Rethinking Hip and Knee Dominance

February 5, 2025

The terms “Hip Dominant” and “Knee Dominant” have made their way into the industry over the past decade and are often used with little context.

These terms are generally used to describe someone’s movement strategy during a given movement. 

It’s important to note that hip and knee strategies exist on a spectrum – and we should strive to achieve competency on both ends for overall lower body health.

We run into the possibility for trouble when we lose the ability to travel from one end to the other –  resulting in the over-leveraging of one strategy.

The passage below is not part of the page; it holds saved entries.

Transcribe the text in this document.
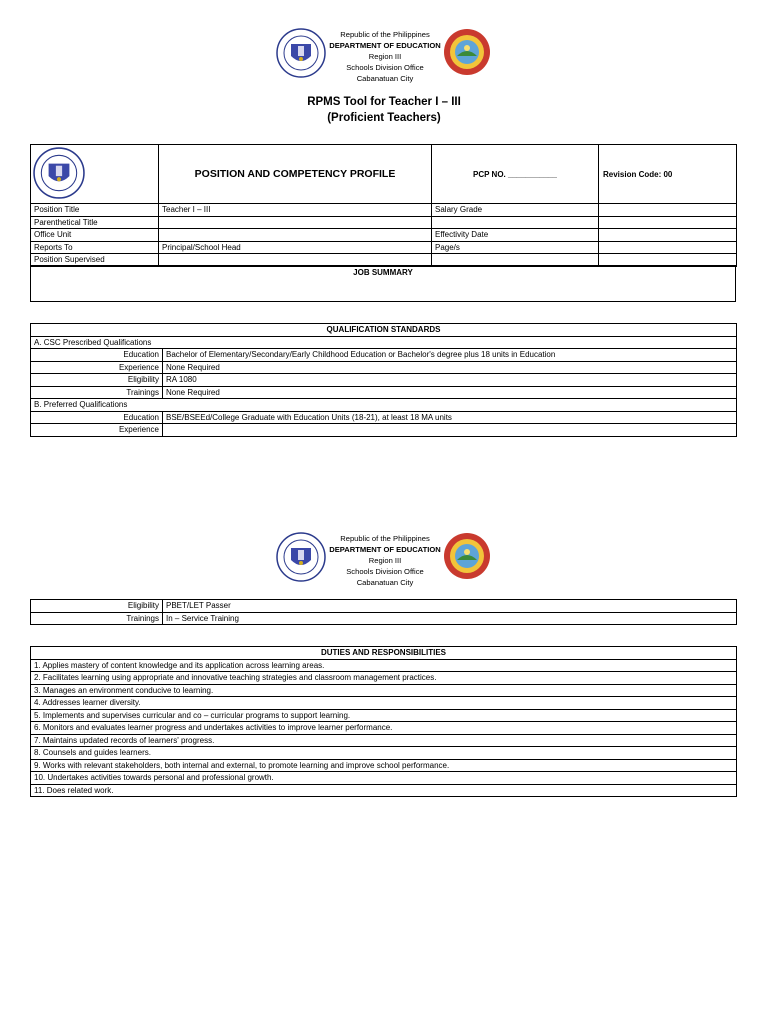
Republic of the Philippines
DEPARTMENT OF EDUCATION
Region III
Schools Division Office
Cabanatuan City
RPMS Tool for Teacher I – III
(Proficient Teachers)
	POSITION AND COMPETENCY PROFILE	PCP NO. ___________	Revision Code: 00
Position Title	Teacher I – III	Salary Grade	
Parenthetical Title			
Office Unit		Effectivity Date	
Reports To	Principal/School Head	Page/s	
Position Supervised			
JOB SUMMARY
QUALIFICATION STANDARDS	
A. CSC Prescribed Qualifications	
Education	Bachelor of Elementary/Secondary/Early Childhood Education or Bachelor's degree plus 18 units in Education
Experience	None Required
Eligibility	RA 1080
Trainings	None Required
B. Preferred Qualifications	
Education	BSE/BSEEd/College Graduate with Education Units (18-21), at least 18 MA units
Experience	
Republic of the Philippines
DEPARTMENT OF EDUCATION
Region III
Schools Division Office
Cabanatuan City
Eligibility	PBET/LET Passer
Trainings	In – Service Training
DUTIES AND RESPONSIBILITIES
1. Applies mastery of content knowledge and its application across learning areas.
2. Facilitates learning using appropriate and innovative teaching strategies and classroom management practices.
3. Manages an environment conducive to learning.
4. Addresses learner diversity.
5. Implements and supervises curricular and co – curricular programs to support learning.
6. Monitors and evaluates learner progress and undertakes activities to improve learner performance.
7. Maintains updated records of learners' progress.
8. Counsels and guides learners.
9. Works with relevant stakeholders, both internal and external, to promote learning and improve school performance.
10. Undertakes activities towards personal and professional growth.
11. Does related work.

An individual can demonstrate a predisposition for a given strategy for many reasons. It’s our role as coaches and physical therapists to determine:

  1. Why someone has a specific predisposition
  2. If it’s worth addressing

Common reasons for someone demonstrating a default hip or knee strategy include:

  1. Familiarity with the movement in question (motor control)
  2. Unique anthropometry (ex: femur length)
  3. Modifiable range of motion (soft-tissue elasticity)
  4. Stress avoidance or stress shifting
  5. Intention of movement (training for number-based outcomes or local tissue capacity)
  6. Inability to meet the force demands of the task

Manipulating strategies can be a useful tool in rehab to direct stress towards or away relevant body parts.

It’s equally important in sports like powerlifting, olympic weight lifting, or bodybuilding to maximize the intended stimulus or total weight moved.

Using the terms “hip or knee dominant” is a simplified way of a labeling an obserrvation of movement – which is why we recommend using these terms with specific context.